15年前に起きた殺人事件をからめながら話が進むが、主題は結婚生活の肯定であり、不倫がいかにソロバンにあわないか、という事例研究である。
「自分の長所をアピールし合うのが恋愛なら、短所をさらけ出し合うのが結婚だ。もう相手を失う心配がないから、恋愛中みたいに、必死で相手を振り向かせようと努力することもない」(本文から)。
確かに、結婚はマンネリズムの極みであろう。昨日、今日、明日と変わらぬ日々が続き、夫婦で歳をとってゆく。
一方、不倫は家庭生活では得られない緊張と高揚をもたらしてくれる刺激的な行為だ。
その代償としてすべてを失うことにもなりかねず、決してよい結末にならないことは、主人公・渡部も十分承知しているのだが、承知していながら彼は、派遣社員の秋葉と深い中になった。ところがいざ不倫を続けるとなると、これがなかなか大変だ。妻にはばれないように時間を捻出し、愛人にはいいところを見せなければならない。おそらく金銭的にもかなり無理をしたことだろう。
本書を読みながら、なぜか竹内まりやの「家に帰ろう」の詩とメロディーが浮かんできた。
本書では、職業人の夫の勝手な言い分が並んでいるが、妻だってルーティンな仕事の繰り返しが面白いわけがない。
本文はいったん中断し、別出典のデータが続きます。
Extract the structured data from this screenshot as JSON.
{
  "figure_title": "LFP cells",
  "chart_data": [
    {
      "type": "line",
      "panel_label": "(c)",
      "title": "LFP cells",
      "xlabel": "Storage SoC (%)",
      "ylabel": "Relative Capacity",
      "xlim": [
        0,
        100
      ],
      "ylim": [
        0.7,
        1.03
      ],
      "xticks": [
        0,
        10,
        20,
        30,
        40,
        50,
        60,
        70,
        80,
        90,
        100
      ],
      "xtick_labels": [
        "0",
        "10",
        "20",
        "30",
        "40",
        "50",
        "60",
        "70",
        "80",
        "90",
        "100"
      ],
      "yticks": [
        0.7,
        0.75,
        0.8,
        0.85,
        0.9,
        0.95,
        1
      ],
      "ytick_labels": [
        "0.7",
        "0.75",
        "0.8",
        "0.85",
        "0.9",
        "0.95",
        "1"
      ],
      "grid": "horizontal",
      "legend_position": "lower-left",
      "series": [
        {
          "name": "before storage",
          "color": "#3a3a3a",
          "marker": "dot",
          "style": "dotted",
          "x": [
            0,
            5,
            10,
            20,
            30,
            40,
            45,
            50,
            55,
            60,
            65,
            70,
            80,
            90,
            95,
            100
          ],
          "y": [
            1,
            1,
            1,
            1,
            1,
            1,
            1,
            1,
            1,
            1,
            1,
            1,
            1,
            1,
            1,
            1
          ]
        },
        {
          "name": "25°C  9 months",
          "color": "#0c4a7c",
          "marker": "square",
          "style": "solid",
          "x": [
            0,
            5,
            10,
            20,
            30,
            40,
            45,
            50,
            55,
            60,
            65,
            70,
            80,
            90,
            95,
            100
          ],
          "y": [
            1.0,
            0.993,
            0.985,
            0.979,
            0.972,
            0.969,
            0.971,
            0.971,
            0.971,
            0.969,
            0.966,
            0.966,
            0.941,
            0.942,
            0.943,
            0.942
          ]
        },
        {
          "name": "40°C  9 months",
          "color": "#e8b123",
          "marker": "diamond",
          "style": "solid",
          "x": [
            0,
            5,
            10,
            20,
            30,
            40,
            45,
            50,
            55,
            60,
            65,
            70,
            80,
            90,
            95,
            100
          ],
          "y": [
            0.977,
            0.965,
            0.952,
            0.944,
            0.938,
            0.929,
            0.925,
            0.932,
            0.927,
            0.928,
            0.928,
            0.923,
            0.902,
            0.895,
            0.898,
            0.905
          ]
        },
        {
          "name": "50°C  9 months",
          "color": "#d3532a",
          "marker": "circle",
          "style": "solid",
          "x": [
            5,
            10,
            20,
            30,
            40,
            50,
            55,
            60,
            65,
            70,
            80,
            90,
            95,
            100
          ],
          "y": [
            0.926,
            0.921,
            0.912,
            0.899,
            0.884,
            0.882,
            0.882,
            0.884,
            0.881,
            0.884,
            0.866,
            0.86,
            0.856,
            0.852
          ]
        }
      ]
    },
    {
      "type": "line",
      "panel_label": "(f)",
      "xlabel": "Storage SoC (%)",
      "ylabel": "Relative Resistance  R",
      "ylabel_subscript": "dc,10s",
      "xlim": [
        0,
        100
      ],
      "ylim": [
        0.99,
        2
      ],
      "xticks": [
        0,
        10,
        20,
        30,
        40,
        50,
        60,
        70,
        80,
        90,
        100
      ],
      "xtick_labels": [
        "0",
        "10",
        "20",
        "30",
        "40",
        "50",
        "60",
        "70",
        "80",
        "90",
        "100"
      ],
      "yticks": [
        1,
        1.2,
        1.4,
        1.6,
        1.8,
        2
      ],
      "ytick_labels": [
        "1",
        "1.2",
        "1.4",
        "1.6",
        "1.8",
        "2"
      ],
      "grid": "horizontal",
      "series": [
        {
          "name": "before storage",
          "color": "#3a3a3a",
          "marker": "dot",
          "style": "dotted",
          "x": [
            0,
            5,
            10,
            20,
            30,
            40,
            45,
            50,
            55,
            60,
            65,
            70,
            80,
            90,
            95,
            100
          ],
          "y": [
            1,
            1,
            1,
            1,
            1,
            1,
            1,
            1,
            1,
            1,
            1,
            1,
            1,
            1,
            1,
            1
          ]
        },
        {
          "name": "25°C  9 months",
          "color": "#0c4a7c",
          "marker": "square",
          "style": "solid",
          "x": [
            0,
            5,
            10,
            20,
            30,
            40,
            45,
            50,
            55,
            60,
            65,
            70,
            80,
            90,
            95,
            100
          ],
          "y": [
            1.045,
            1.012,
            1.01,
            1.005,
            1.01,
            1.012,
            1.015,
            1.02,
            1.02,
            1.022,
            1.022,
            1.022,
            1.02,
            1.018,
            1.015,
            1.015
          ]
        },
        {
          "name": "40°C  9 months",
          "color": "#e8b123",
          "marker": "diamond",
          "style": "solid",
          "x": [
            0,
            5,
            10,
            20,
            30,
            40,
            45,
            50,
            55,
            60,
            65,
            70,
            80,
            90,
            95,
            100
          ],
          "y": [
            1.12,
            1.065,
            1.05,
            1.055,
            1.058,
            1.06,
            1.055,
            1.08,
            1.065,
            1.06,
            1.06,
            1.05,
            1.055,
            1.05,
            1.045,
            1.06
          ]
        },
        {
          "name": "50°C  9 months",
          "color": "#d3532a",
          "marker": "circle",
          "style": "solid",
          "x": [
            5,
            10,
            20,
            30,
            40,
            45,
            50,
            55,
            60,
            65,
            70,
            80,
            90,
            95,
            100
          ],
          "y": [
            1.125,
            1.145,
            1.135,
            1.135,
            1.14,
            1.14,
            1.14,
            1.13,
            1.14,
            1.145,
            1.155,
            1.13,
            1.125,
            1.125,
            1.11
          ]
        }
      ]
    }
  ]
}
それでも安定した家庭を維持するためには、夫のわがままに目をつむらざるをえない。
そうしてまでも、家庭というものは守ったほうがよい、というのが結論だ。
さて、前述した殺人事件の件である。秋葉の父親の愛人が殺されたのだが、秋葉はその容疑者とされている。15年の時効を迎え事件の真相が明らかになるという筋書きで、これにまた不倫がからんでくる。
やはり不倫はよくない、という話である。